Find all merged bibliographic resources:

Terminal window
uv run python -m oc_meta.run.find.merged_entities \
-c meta_config.yaml \
-o merged_brs.csv \
--entity-type br \
--workers 8

Find merged responsible agents:

Terminal window
uv run python -m oc_meta.run.find.merged_entities \
-c meta_config.yaml \
-o merged_ras.csv \
--entity-type ra
surviving_entity,merged_entities
https://w3id.org/oc/meta/br/060/1,https://w3id.org/oc/meta/br/060/2; https://w3id.org/oc/meta/br/060/3
https://w3id.org/oc/meta/br/060/100,https://w3id.org/oc/meta/br/060/101

The script scans provenance files (se.zip) and looks for snapshots with prov:wasDerivedFrom pointing to 2+ sources—this indicates a merge operation.
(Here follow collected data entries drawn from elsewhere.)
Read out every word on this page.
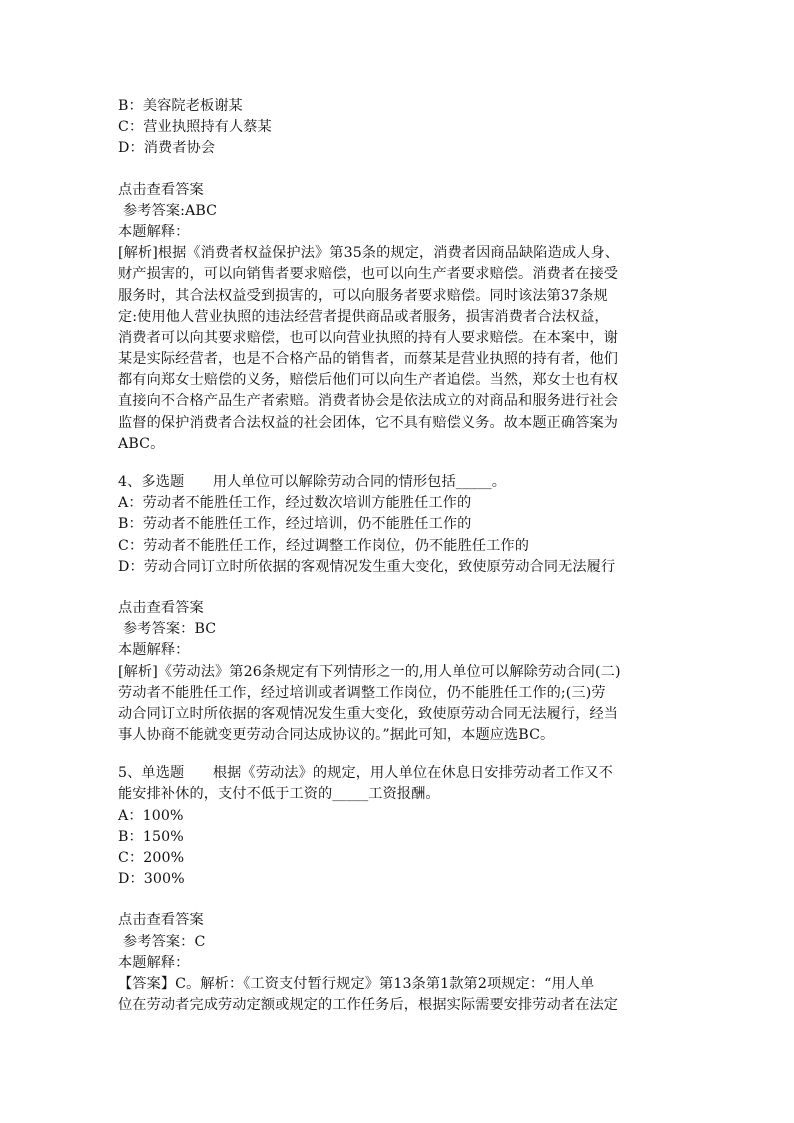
B：美容院老板谢某
C：营业执照持有人蔡某
D：消费者协会
点击查看答案
参考答案:ABC
本题解释：
[解析]根据《消费者权益保护法》第35条的规定，消费者因商品缺陷造成人身、
财产损害的，可以向销售者要求赔偿，也可以向生产者要求赔偿。消费者在接受
服务时，其合法权益受到损害的，可以向服务者要求赔偿。同时该法第37条规
定:使用他人营业执照的违法经营者提供商品或者服务，损害消费者合法权益，
消费者可以向其要求赔偿，也可以向营业执照的持有人要求赔偿。在本案中，谢
某是实际经营者，也是不合格产品的销售者，而蔡某是营业执照的持有者，他们
都有向郑女士赔偿的义务，赔偿后他们可以向生产者追偿。当然，郑女士也有权
直接向不合格产品生产者索赔。消费者协会是依法成立的对商品和服务进行社会
监督的保护消费者合法权益的社会团体，它不具有赔偿义务。故本题正确答案为
ABC。
4、多选题　　用人单位可以解除劳动合同的情形包括_____。
A：劳动者不能胜任工作，经过数次培训方能胜任工作的
B：劳动者不能胜任工作，经过培训，仍不能胜任工作的
C：劳动者不能胜任工作，经过调整工作岗位，仍不能胜任工作的
D：劳动合同订立时所依据的客观情况发生重大变化，致使原劳动合同无法履行
点击查看答案
参考答案：BC
本题解释：
[解析]《劳动法》第26条规定有下列情形之一的,用人单位可以解除劳动合同(二)
劳动者不能胜任工作，经过培训或者调整工作岗位，仍不能胜任工作的;(三)劳
动合同订立时所依据的客观情况发生重大变化，致使原劳动合同无法履行，经当
事人协商不能就变更劳动合同达成协议的。”据此可知，本题应选BC。
5、单选题　　根据《劳动法》的规定，用人单位在休息日安排劳动者工作又不
能安排补休的，支付不低于工资的_____工资报酬。
A：100%
B：150%
C：200%
D：300%
点击查看答案
参考答案：C
本题解释：
【答案】C。解析：《工资支付暂行规定》第13条第1款第2项规定：“用人单
位在劳动者完成劳动定额或规定的工作任务后，根据实际需要安排劳动者在法定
For each merge snapshot:

  1. Extracts the surviving entity from prov:specializationOf
  2. Extracts merged entities from prov:wasDerivedFrom sources (excluding the surviving entity itself)

It then reconstructs chains: if A was merged into B, and B was later merged into C, the script reports C as the final surviving entity for both A and B.